Outre le plaisir scénique, cette production brille par une distribution remarquable dominée par John Osborne, sans doute le meilleur titulaire actuel d'Hoffmann avec Michael Spyres. Timbre solaire, français très soigné, style châtié et aigus triomphants, le ténor américain possède à peu près toutes les qualités qu'on peut désirer. Seul regret : l'acteur manque de naturel et il ne chante pas les seconds couplets de « C'est une chanson d'amour » et de l'air à boire « Amis, l'amour tendre et rêveur ». Omniprésente, la Muse-Nicklausse d'Irene Roberts joint à une présence quasi maternelle un timbre capiteux qui s'épanouit dans « Vois sous l'archet frémissant » et un émouvant « Des cendres de ton cœur ». Les trois dames qui se partagent le cœur du poète forment un trio de très haut niveau : Olympia faussement intimidée et aux vocalises déliées de Nina Minasyan, Antonia très touchante d'Ermonela Jaho à la belle voix ronde et Giulietta envoûtante de Christine Rice qui chante à ravir « L'amour lui dit : la belle ». Tiendrait-on un sans-faute dans cet ouvrage particulièrement difficile à distribuer ? Hélas non, en raison d'Erwin Schrott, dont les indéniables talents de comédien dans les quatre vilains ne sauraient excuser un manque flagrant de préparation et une diction française absolument calamiteuse. Ses lacunes sont d'autant plus frappantes que les seconds rôles sont tenus par une équipe de chanteurs exceptionnels : Rodolphe Briand (Spalanzani), Paul Gay (Luther/Crespel), François Lis (Schlemil) et Sunnyboy Dladla (les quatre serviteurs).
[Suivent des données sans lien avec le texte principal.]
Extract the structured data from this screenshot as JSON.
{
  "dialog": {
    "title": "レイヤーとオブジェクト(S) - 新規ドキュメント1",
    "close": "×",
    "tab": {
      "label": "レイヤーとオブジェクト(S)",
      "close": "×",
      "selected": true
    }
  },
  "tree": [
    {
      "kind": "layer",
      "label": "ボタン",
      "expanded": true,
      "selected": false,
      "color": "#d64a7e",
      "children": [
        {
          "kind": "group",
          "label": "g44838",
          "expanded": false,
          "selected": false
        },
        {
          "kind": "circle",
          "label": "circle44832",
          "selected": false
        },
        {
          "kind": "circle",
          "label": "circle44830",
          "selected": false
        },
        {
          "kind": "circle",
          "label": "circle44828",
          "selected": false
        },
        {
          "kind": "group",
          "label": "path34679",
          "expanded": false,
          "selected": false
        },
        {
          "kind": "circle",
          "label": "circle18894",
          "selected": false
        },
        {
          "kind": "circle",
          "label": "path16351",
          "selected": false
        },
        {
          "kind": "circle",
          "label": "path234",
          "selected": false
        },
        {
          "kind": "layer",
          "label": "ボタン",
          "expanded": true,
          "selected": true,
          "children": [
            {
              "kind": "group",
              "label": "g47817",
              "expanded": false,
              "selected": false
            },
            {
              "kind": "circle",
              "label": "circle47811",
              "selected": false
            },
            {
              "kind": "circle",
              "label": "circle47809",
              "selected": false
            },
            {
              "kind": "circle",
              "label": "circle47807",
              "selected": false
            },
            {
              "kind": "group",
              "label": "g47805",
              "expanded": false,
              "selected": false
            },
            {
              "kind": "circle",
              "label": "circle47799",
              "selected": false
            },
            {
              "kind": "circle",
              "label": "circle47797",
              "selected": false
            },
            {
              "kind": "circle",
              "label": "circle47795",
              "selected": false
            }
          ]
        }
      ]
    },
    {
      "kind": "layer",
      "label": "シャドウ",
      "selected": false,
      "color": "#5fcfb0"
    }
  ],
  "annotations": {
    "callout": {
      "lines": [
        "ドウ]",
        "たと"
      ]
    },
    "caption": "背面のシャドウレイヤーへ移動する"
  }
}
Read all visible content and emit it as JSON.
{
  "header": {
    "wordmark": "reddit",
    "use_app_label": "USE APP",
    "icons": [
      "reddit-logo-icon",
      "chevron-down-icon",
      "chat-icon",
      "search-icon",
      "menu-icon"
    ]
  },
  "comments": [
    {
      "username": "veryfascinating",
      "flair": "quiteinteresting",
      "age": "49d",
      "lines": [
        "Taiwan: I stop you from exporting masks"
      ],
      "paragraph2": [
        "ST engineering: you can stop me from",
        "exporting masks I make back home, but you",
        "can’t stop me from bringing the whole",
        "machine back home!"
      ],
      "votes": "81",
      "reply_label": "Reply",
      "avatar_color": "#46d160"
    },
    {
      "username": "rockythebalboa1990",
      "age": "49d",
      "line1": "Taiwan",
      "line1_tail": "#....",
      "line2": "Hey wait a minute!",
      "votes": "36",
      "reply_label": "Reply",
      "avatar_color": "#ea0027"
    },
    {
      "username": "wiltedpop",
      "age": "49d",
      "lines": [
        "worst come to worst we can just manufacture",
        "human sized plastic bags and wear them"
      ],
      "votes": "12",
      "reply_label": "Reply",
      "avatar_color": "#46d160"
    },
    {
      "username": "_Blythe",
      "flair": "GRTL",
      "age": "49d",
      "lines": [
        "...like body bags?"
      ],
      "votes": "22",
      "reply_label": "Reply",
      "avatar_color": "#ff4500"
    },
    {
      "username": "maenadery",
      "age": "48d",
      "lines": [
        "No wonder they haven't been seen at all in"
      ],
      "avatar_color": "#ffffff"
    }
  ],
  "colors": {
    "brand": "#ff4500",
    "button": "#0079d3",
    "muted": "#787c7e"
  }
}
Le chœur fait preuve d'une vaillance sans faille, sachant s'adapter aux tempos parfois excessivement rapides de Carlo Rizzi. En dépit de ce léger problème et de quelques décalages, le chef insuffle à l'Orchestre philharmonique de Rotterdam une admirable ardeur dramatique, dans une version qui s'en tient essentiellement à celle de Michael Kaye/Jean-Christophe Keck. Il pratique toutefois quelques coupures malencontreuses, notamment dans l'épilogue, ici réduit à sa plus simple expression. Malgré quelques bémols, ce DVD mérite de figurer dans la vidéothèque de tout amateur d'Offenbach.